Motion Into Mass: An Example Trade
Before starting my career at the Chicago Mercantile Exchange, I did two things and really two things only. I played ice hockey and went to school where the focus of my studies was Biology and Genetics. I know what you're thinking, how boring... Well, I actually was and am still fascinated with the study of life so I really enjoyed those days. Around every corner of Biology, Chemistry, Genetics, and so on is another mathematical equation. After diving into this field, I quickly realized that though there were so many equations, the underlying goal of most of these equations was to quantify the forces of "change", "action", or "energy." So, one could argue that all these equations were really different variations of the same thing. For my simple mind, everything came down to Newton's simple concept of "motion into mass." Whether I was figuring out the concept of splitting a cell or how an earthquake happens, the underlying equation was quantifying motion into mass.
Knowing absolutely nothing about trading and economics when I started on the floor of the Chicago Mercantile Exchange, my first thought was that I now had to learn a whole new subject and that my prior schooling and experience had nothing to do with trading and economics. How wrong I was! Within a few weeks of working on the exchange floor, facilitating institutional order flow, all I saw was "motion into mass" everywhere. The only difference was that quantifying it in the markets was easier than what I had learned in the science books. In the trading markets, the "Mass" is the buy and sell orders or what I prefer to call, Demand and Supply. At price levels where demand exceeded supply, price rises. At price levels where supply exceeded demand, price declines. "Motion" of price is in between the supply and demand levels. We enter and exit positions at these levels and get paid in between.
My "edge" in trading is that I learned to see this on a price chart, long before I ever heard anything about "technical analysis." The focus of today's piece is to share a recent trade with you and illustrate this concept of simple "motion into mass". The goal is that this nugget of information can help you whether you are a day trader, swing trader, or longer term investor.

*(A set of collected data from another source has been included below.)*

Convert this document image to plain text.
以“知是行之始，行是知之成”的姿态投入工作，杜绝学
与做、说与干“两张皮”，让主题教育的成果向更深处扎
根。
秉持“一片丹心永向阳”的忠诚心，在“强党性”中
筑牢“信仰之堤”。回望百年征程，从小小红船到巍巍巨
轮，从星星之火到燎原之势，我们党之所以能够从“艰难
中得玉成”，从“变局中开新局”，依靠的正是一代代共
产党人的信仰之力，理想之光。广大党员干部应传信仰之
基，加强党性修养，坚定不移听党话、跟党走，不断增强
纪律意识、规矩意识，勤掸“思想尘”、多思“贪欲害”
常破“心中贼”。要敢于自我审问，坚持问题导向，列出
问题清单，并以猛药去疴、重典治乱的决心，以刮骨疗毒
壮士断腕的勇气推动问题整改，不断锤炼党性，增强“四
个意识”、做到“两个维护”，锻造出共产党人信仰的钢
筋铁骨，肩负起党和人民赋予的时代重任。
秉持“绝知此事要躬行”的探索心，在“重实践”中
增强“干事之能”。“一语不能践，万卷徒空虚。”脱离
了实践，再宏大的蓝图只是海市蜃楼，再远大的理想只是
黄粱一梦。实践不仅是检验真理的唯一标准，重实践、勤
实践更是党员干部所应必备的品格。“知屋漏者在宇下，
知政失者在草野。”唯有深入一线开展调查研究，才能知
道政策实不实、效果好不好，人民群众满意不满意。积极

On June 21, 2010, the big news was that China was going to move away from pegging its currency value to the US Dollar and let it float more freely than it has in the past. This news sent the global equity markets into a strong rally. When those of us in the United States woke up, the markets were already gapping up. Below is one of many news releases that I copied for you.
News Announcement June 21, 2010:
"US equities rally up on Yuan intervention"
Mon, Jun 21 2010, 14:18 GMT
FXstreet.com (Barcelona) - US benchmark indices tracked the wide-spread positive tone seen in financial markets, as investors embarked upon a quest for higher yielding corners across the market place. The Asian session had previously ended on sharp rises while Europe also showed convincing results. The aggressive shift targeting upside levels is primarily attributed to the PBoC's vow to unpeg tight oscillations between the Renminbi and the US Dollar. The investing community rose its global outlook on the basis that the action taken by Chinese's officials will likely rise demand for exports and commodities.The Dow Jones Industrial Average logged in substantial gains through the first hour of trading as the index jumped above 1.30%. The Nasdaq Composite surged by more than 1% while the S&P 500 rose by 1.50%.
While the news and stock market rally was very real, I was not interested in buying like many had just done. When thinking in terms of motion into mass and supply and demand, the S&P chart above suggested the high odds trading opportunity was actually to sell short and bet on a down side move in the market. The key element here is to identify where the mass (demand and supply) is, then look at current price, and finally determine the "path of least resistance" as that is where the next "motion" (price movement) is likely to take place.
As you can see on this fifteen minute chart of the S&P futures above, The yellow areas are the supply levels. I determined this because those are price levels where price could not stay at and had to decline from. The reason price initially declined from these levels is because supply exceeds demand at these levels (mass). When we look to the left and down from those two supply levels and focus on those two circled areas on the chart, we see that there is really no significant demand or "mass." Meaning, price is likely to have a relatively easy time moving through these areas. Keep in mind a VERY important point here: I am coming to all these conclusions BEFORE I enter the trade. You must perform your analysis in advance and make your decisions before it's time to push the button, or this will never work.